If legacy prosecutions are halted then inquiries must be too
The government is said to be working on a plan to put a time-limit of 10 years on the prosecution of soldiers for killings.
It is reported that the Defence Secretary will bring forward the legislation amid controversy at the threat of murder trials for veterans of Northern Ireland and other conflicts.
There are powerful arguments in favour of such an approach, given the one-sided way in which the legacy of the Troubles has been examined in recent years.
But there are powerful arguments against it too.
One such argument is that it demeans the forces of law and order to suggest that they need to be put above the legal process in any way.
Another argument against amnesties in general is that terrorists would also benefit from them, including those who carried out mass murders.

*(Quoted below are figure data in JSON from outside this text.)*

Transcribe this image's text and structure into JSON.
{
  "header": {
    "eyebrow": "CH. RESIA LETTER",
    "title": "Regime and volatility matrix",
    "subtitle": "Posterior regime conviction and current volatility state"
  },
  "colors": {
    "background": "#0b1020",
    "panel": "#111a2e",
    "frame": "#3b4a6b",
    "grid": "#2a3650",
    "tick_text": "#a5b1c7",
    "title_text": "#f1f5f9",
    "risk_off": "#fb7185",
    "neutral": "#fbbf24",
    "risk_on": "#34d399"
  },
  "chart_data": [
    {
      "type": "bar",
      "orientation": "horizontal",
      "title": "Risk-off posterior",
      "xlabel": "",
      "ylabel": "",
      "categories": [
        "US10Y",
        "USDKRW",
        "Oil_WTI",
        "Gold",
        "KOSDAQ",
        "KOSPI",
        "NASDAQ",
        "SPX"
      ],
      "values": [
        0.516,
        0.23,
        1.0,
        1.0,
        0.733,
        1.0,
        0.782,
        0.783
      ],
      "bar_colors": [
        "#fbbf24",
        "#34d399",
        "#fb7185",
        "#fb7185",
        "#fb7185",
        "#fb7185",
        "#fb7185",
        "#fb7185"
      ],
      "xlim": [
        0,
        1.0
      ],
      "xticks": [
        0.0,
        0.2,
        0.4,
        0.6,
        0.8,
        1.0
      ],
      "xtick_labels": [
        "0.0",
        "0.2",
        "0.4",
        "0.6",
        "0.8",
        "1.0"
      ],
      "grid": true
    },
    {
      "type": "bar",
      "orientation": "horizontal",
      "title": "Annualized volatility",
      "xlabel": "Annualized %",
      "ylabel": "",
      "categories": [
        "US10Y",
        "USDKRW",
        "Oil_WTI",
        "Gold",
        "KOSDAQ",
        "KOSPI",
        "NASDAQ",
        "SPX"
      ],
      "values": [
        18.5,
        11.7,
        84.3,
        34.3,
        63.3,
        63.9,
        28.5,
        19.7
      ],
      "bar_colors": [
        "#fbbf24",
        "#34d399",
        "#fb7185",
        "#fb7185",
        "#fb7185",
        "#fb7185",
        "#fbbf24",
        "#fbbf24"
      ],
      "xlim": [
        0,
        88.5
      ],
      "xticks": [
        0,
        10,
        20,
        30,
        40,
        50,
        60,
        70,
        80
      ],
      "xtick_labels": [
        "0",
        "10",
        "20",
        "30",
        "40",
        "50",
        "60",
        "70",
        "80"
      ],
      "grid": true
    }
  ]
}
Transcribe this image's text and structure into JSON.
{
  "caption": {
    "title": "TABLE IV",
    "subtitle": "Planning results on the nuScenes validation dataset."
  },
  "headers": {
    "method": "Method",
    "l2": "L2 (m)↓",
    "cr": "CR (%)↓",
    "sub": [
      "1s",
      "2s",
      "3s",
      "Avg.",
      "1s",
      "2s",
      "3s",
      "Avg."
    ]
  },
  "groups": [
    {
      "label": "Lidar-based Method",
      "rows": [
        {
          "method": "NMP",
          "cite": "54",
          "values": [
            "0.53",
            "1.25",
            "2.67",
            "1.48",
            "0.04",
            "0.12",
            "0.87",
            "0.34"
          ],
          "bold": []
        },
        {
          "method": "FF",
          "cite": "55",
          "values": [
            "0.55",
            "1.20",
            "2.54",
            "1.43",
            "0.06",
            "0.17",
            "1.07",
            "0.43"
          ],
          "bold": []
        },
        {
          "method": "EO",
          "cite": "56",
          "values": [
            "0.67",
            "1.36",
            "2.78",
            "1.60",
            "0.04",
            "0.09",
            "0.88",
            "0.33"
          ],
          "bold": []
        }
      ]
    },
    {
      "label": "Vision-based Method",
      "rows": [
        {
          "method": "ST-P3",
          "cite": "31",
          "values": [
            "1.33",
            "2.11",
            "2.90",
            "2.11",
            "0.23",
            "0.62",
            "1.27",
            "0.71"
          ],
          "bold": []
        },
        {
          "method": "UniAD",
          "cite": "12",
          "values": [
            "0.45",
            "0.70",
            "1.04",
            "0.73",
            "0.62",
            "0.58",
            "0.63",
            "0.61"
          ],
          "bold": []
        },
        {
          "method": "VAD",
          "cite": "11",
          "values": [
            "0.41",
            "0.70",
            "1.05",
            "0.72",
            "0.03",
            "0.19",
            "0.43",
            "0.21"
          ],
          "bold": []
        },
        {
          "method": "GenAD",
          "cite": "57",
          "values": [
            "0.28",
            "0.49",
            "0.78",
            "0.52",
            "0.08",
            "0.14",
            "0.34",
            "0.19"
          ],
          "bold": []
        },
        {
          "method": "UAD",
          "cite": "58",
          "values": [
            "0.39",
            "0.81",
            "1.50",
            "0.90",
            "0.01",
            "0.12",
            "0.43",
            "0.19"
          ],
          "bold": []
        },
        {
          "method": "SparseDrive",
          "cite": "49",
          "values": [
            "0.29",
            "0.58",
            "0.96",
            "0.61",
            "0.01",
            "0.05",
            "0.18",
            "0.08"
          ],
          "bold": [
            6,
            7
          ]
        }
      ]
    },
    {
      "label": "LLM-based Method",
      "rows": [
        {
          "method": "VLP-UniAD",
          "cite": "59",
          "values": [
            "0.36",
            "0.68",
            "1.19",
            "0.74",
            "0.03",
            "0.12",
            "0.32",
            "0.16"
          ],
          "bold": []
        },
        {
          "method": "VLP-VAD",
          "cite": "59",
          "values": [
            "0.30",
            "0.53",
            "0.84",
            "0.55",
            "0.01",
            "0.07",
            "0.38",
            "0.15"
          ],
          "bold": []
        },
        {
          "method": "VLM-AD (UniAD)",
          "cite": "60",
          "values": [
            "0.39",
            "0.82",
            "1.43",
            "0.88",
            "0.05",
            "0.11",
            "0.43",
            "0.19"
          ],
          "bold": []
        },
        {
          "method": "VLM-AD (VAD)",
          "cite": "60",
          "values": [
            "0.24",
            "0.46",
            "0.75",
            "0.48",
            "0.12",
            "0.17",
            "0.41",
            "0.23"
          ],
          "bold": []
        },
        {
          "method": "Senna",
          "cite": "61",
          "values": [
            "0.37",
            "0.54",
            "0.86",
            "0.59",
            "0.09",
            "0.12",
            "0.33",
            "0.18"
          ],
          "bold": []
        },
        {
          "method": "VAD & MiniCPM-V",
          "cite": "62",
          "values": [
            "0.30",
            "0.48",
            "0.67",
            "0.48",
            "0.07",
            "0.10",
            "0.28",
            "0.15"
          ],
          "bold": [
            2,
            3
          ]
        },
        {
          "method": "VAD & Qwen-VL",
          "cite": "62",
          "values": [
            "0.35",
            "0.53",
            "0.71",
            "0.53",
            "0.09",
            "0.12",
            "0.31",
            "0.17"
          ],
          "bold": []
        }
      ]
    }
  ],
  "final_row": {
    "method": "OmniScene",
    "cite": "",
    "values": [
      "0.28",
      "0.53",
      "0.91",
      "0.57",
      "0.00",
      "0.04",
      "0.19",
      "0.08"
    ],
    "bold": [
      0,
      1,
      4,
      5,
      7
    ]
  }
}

This specific proposal is perhaps aimed at avoiding such an outcome. But even so, what if human rights lawyers one day argued, for example, that an Isis supporter who was later implicated in an atrocity that had happened 10 years previously should not be prosecuted because he felt that he was fighting a war, and on the grounds of natural justice he too should be exempt from prosecution?
These are details that will be thrashed out if any legislation begins to pass through Parliament. The government, in the meantime, is to be applauded for examining different ways to redress what is happening on legacy.
One thing, however, must not happen: that amnesties of some shape or form are implemented, and then continuing non criminal inquiries or investigations into legacy matters are approved.
Such inquiries, decided on the balance of probabilities (as opposed to the criminal standard) will put the state at a massive. The only way to balance that would be to set up a wave of specific non criminal inquiries into republican terrorism.